As African champions South Africa took part in the Confederations Cup, but administrative bungling saw second-string teams compete in the warm up matches and the tournament itself. Losses to UAE and Uruguay saw SAFA place pressure on Clive to resign, which he did.
The national team has since than been on a downward spiral, and unlikely to reach the same heights again.
After returning to AmaZulu in 1998, Clive joined Santos two years later and won the Bob Save SuperBowl with the Cape Town team in 2001, beating Sundowns in the final.
Stints with Zulu Royals, Manning Rangers, Santos and AmaZulu followed before he took a back seat from coaching in 2010 and acted in a technical director role at AmaZulu.
At the beginning of 2013 he was enticed out of semi-retirement to take charge at Bidvest Wits, helping them finished an impressive fourth on the Absa Premiership table.

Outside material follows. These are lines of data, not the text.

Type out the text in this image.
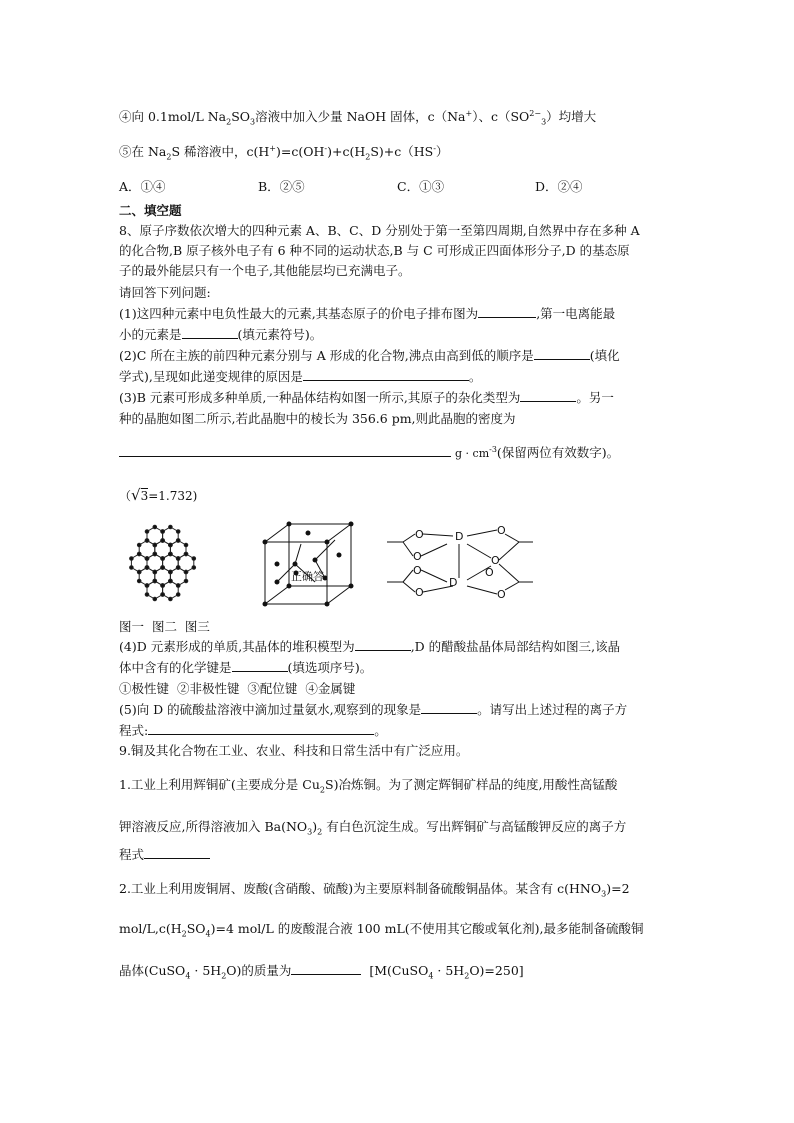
④向 0.1mol/L $Na_2SO_3$溶液中加入少量 NaOH 固体，c（Na+）、$c(SO^{2-}_3)$均增大
⑤在 $Na_2S$ 稀溶液中，$c(H^+)=c(OH^-)+c(H_2S)+c(HS^-)$
A．①④	B．②⑤	C．①③	D．②④
二、填空题
8、原子序数依次增大的四种元素 A、B、C、D 分别处于第一至第四周期,自然界中存在多种 A
的化合物,B 原子核外电子有 6 种不同的运动状态,B 与 C 可形成正四面体形分子,D 的基态原
子的最外能层只有一个电子,其他能层均已充满电子。
请回答下列问题:
(1)这四种元素中电负性最大的元素,其基态原子的价电子排布图为	,第一电离能最
小的元素是	(填元素符号)。
(2)C 所在主族的前四种元素分别与 A 形成的化合物,沸点由高到低的顺序是	(填化
学式),呈现如此递变规律的原因是	。
(3)B 元素可形成多种单质,一种晶体结构如图一所示,其原子的杂化类型为	。另一
种的晶胞如图二所示,若此晶胞中的棱长为 356.6 pm,则此晶胞的密度为
$g \cdot cm^{-3}$(保留两位有效数字)。
（√3=1.732)
正确答
O
O
O
O
D
D
O
O
O
O
图一  图二  图三
(4)D 元素形成的单质,其晶体的堆积模型为	,D 的醋酸盐晶体局部结构如图三,该晶
体中含有的化学键是	(填选项序号)。
①极性键  ②非极性键  ③配位键  ④金属键
(5)向 D 的硫酸盐溶液中滴加过量氨水,观察到的现象是	。请写出上述过程的离子方
程式:	。
9.铜及其化合物在工业、农业、科技和日常生活中有广泛应用。
1.工业上利用辉铜矿(主要成分是 $Cu_2S$)冶炼铜。为了测定辉铜矿样品的纯度,用酸性高锰酸
钾溶液反应,所得溶液加入 $Ba(NO_3)_2$ 有白色沉淀生成。写出辉铜矿与高锰酸钾反应的离子方
程式
2.工业上利用废铜屑、废酸(含硝酸、硫酸)为主要原料制备硫酸铜晶体。某含有 $c(HNO_3)=2$
mol/$L,c(H_2SO_4)=4$ mol/L 的废酸混合液 100 mL(不使用其它酸或氧化剂),最多能制备硫酸铜
晶体(CuSO$_4$ · $5H_2O$)的质量为	[M(CuSO$_4$ · $5H_2O)=250$]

At the beginning of the 2013/14 season he joined Black Aces, finishing the newly promoted team in seventh position, qualifying the team for the lucrative MTN Top8 competition.
The following season he took on a role as development coach for the club overseeing the junior structures
He is considered the father of coaching, with a recent Kick Off Magazine report highlighting the fact that more than 70 percent of the players that were capped at national level under him have remained in the football, as coaches and administrators.
Club coaches such as Clinton Larsen (Golden Arrows), Steve Komphela (Kaizer Chiefs), Gavin Hunt (Wits), Eric Tinkler (Supersport United) Shaun Bartlett (Tuks) and Andre Arendse (goalkeeper coach at Wits) all played under Clive at some stage and recognize Clive’s coaching style as an inspiration to their own coaching careers.
His nephew, Steve, is the highly rated coach at Stellenbosch University.